Published: July 2021 (4 years ago) in issue Nº 383-384
Keywords: Vaccines / Vaccinations and French Consulate, Pondicherry
L’Entente Cordiale
At the end of May, an Auronet post announced that the French Consulate in Pondicherry would be providing free Moderna vaccines for any Europeans, due to the Consulate’s probable overstocking for the French residents. I’d been humming and ahhing about the vaccine, starting the process to get a PAN card (an Indian ID card for tax registration, I belatedly discovered) in order to ensure a certificate upon vaccination for potential travel. Many Aurovilians have already been vaccinated with the India-manufactured Covishield (of AstraZeneca origin) or Covaxin vaccines, in numerous sites locally. But when I read this news I jumped, even though I had only once been vaccinated in all my previous forty years. Although I am a British citizen, my mother is German and I had applied for German citizenship some months back, the Consulate accepted me. There even was an American in our group.
Suddenly the 34 or so Aurovilians who registered for the Moderna vaccine were given two days to be in Chennai rather than Pondy, as a lot of the French citizens had left Chennai for France during the pandemic. At this juncture, some people opted out due to the long drive there and back. A sufficiently large cohort of us decided to go, so we looked at booking a bus, but this was not allowed in the strict lockdown. Then we split into separate taxi parties.
On a day that The Hindu newspaper described as ‘searingly hot’ we drove up along an eerily empty East Coast Road and I discovered that when the bumper-to-bumper traffic jams of my airport runs are removed, Chennai reveals itself to be quite a pretty city. We were stopped four or five times at police checkpoints, but our e-pass and consular permits allowed us to be waved through.
At the pukka Apollo Hospital we were met by numerous efficient hospital staff and a consular official. There was a noticeable ‘esprit de corps’ with the Aurovilians on foreign turf and I got to meet new people. There is a kind of identifiable sartorial commonality in how we looked.
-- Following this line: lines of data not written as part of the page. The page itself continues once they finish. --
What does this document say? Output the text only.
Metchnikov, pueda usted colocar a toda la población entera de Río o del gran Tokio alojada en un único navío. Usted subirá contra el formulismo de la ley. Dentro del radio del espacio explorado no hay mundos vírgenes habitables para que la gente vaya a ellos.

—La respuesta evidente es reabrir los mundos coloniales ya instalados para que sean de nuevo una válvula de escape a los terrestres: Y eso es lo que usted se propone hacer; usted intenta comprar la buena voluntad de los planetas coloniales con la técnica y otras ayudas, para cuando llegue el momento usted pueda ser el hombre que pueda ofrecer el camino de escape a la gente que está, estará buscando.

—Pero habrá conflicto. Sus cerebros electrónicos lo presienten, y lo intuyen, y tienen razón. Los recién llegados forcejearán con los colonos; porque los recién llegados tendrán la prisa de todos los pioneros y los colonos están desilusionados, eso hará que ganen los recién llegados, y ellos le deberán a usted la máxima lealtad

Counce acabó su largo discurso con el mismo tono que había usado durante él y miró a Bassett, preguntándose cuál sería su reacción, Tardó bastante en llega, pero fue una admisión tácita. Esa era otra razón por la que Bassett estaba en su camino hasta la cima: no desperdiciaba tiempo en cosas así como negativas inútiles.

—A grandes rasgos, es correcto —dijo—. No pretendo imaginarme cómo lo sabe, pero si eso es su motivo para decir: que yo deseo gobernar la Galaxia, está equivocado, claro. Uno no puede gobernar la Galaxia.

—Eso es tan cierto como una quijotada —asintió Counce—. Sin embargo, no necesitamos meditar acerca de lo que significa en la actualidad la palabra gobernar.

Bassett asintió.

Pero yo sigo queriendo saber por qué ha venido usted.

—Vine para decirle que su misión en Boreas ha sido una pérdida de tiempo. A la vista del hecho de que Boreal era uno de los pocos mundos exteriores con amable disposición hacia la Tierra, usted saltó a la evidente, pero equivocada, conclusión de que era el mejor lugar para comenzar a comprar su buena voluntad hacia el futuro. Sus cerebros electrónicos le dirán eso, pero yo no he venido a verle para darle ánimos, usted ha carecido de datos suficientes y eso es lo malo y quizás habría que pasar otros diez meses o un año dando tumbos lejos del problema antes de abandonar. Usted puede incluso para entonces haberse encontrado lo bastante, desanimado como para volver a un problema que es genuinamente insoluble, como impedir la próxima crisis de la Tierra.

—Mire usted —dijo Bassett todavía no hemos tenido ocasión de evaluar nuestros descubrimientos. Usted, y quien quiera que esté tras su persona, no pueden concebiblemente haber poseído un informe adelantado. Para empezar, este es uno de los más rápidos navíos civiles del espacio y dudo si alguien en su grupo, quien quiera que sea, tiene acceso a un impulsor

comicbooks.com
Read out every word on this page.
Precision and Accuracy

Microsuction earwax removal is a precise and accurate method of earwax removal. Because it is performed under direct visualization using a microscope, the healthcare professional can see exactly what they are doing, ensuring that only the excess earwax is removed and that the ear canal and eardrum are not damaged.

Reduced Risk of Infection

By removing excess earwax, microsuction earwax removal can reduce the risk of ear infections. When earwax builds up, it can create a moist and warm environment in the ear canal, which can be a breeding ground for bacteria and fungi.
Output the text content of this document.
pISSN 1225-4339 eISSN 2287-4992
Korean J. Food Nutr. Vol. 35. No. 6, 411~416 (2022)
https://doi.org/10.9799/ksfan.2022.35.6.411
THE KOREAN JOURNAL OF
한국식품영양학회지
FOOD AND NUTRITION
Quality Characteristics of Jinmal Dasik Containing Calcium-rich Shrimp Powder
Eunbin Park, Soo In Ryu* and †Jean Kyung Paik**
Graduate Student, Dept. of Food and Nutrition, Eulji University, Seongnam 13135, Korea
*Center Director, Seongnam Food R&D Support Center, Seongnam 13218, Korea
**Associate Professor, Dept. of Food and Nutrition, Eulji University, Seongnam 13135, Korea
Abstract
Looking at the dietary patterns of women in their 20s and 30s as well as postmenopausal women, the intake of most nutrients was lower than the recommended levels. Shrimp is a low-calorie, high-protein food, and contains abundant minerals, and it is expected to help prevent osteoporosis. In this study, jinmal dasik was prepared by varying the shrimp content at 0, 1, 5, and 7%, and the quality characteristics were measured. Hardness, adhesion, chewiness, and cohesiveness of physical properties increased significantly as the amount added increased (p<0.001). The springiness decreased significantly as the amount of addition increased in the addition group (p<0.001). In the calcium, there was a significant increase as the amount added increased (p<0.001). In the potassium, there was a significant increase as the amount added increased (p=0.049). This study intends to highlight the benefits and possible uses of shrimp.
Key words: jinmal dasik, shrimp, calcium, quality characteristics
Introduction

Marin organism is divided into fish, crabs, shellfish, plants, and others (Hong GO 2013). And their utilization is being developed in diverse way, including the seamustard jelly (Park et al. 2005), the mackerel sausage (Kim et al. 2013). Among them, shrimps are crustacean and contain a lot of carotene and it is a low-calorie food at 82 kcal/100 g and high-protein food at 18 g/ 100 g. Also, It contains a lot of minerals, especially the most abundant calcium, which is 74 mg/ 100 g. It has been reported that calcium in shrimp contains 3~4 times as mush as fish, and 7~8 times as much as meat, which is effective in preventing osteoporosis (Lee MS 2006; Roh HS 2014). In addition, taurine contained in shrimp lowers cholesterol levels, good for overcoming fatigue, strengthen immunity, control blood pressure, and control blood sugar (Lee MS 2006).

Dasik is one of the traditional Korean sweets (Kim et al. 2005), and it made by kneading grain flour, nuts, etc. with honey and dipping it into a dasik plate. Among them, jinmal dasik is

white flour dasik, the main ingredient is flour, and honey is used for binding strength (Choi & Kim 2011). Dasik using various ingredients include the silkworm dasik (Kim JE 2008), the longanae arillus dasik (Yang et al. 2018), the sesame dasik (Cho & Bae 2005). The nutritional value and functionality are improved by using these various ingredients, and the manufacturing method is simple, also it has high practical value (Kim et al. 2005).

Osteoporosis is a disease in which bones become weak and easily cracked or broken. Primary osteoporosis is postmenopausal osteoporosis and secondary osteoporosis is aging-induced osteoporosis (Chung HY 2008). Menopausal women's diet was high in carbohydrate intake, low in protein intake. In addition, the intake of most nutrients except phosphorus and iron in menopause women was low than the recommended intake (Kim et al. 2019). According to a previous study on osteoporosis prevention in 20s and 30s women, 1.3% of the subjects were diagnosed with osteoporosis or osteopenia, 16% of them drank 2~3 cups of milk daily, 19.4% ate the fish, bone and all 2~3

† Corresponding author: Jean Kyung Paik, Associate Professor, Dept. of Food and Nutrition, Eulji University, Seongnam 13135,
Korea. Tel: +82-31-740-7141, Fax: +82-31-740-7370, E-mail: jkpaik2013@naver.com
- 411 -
After registration we had a preliminary chat with a doctor and a 30 minute wait after the jab and the prized certificate. Then back through the bare roads and highways, past a totally smashed car, which we guessed was disoriented by the lack of traffic, and we were home. The return journey plus the hour in the hospital took six and a half hours – a record for me. In a month we will return for our second injection, probably with traffic, but hopefully just as smoothly and well organized.
Afterwards, a lot of those vaccinated thanked the Consulate for their efficient organization. It was a generous exhibition of ‘egalité, fraternité,’ and if your medical philosophy extends this far, ‘liberté’.